What a relief it is to get settled in your own room! It is home and this is your castle. You can do as you please here; can I not take mine ease in mine inn?
I took off my coat and hung it on the corner of the high bedpost of the narrow, little bed and hung my collar and cuffs on the floor; and then leaned out of the window indulging in a drowsy dream of sweet content. ’Twas a long, dusty ride from Dieppe, but who cares—I was now settled, with rent paid for a week!
All around the courtway were flower-boxes in the windows; down below, the fountain cheerfully bubbled and gurgled, and from clear off in the unseen rumbled the traffic of the great city. And coming from somewhere, as I sat there, was the shrill warble of a canary. I looked down and around, but could not see the feathered songster, as the novelists always call a bird. Then I followed the advice of the Epworth League and looked up, not down, out, not in, and there directly over my head hung the cage all tied up in chiffon (I think it was chiffon). I was surprised, for I felt sure it could not be possible there was a room higher than mine—when I had come up nine stairways! Then I was more surprised; for just as I looked up, a woman looked down and our eyes met. We both smiled a foolish smile of surprise; she dodged in her head and I gazed at the houses opposite with an interest quite unnecessary.
She was not a very young woman, nor very pretty—in fact, she was rather plain—but when she leaned out to feed her pet and found a man looking up at her she proved her divine femininity beyond cavil. Was there ever a more womanly action? And I said to myself, “She is not handsome—but God bless her, she is human!”

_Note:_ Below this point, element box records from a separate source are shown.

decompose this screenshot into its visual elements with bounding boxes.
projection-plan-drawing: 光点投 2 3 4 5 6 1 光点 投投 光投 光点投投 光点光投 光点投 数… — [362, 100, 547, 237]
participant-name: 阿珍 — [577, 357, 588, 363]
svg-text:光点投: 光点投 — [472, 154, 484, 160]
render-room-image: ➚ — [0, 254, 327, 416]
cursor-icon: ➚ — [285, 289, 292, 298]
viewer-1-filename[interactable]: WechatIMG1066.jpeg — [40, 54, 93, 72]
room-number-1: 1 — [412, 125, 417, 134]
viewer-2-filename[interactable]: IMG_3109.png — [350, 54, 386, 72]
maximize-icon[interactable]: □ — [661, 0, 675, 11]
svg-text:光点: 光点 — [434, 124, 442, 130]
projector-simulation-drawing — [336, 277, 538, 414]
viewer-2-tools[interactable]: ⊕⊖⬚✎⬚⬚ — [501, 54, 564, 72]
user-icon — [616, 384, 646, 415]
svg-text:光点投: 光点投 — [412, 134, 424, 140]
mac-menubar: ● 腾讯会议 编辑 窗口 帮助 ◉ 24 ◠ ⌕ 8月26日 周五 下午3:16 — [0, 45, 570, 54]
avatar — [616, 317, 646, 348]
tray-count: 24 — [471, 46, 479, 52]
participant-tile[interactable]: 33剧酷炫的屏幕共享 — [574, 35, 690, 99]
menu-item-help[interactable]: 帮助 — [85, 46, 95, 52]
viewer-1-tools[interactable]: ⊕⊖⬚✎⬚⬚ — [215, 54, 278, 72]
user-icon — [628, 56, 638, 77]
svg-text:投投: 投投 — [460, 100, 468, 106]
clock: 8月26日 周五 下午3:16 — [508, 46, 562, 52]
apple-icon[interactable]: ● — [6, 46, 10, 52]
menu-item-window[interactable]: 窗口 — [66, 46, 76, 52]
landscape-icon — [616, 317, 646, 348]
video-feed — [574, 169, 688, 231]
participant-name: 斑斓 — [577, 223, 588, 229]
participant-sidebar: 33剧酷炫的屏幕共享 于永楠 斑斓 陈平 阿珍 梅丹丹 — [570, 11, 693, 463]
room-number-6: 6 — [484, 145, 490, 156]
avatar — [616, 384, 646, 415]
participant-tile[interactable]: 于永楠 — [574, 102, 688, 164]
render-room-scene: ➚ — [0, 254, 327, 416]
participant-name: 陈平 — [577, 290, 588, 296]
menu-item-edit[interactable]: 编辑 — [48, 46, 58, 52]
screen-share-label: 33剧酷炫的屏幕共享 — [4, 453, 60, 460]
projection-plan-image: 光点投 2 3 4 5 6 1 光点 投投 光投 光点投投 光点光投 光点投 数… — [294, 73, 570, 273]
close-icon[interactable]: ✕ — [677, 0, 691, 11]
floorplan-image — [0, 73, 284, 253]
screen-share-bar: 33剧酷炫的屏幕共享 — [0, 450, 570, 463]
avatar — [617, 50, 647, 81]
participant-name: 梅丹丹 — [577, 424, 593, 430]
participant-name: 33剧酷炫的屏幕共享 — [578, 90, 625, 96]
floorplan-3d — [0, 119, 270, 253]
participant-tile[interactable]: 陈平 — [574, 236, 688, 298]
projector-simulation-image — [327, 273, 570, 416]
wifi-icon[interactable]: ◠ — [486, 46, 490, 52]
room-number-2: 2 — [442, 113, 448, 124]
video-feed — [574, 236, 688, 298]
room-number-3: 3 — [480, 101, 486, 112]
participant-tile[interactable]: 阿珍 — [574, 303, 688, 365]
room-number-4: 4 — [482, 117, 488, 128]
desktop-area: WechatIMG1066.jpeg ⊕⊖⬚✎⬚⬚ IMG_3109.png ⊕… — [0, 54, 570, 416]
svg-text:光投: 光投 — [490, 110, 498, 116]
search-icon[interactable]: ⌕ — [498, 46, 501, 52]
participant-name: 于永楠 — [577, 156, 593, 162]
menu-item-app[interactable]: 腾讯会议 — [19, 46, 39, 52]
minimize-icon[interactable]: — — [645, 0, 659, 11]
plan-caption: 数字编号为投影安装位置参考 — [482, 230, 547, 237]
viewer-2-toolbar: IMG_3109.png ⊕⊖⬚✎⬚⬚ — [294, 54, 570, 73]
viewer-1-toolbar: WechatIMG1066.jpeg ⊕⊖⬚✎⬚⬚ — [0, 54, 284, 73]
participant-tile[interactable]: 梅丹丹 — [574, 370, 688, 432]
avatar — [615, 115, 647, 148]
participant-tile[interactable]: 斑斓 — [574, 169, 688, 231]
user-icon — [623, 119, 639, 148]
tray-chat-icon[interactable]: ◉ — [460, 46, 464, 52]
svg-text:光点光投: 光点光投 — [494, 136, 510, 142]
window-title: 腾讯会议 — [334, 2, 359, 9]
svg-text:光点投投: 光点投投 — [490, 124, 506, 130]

Details are tiresome—so suffice it to say that next day the birdcage was lowered that I might divide my apple with Dickie (for he was very fond of apple). The second day, when the cage was lowered I not only fed Dickie but wrote a message on the cuttlefish. The third day, there was a note twisted in the wires of the cage inviting me up to tea.
And I went.
* * * * *
There were four girls living up there in one attic-room. Two of these girls were Americans, one English and one French. One of the American girls was round and pink and twenty; the other was older. It was the older one that owned the bird, and invited me up to tea. She met me at the door, and we shook hands like old-time friends. I was introduced to the trinity in a dignified manner, and we were soon chatting in a way that made Dickie envious, and he sang so loudly that one of the girls covered the cage with a black apron.
With four girls I felt perfectly safe, and as for the girls there was not a shadow of a doubt that they were safe, for I am a married man. I knew they must be nice girls, for they had birds and flower-boxes. I knew they had flower-boxes, for twice it so happened that they sprinkled the flowers while I was leaning out of the window wrapped in reverie.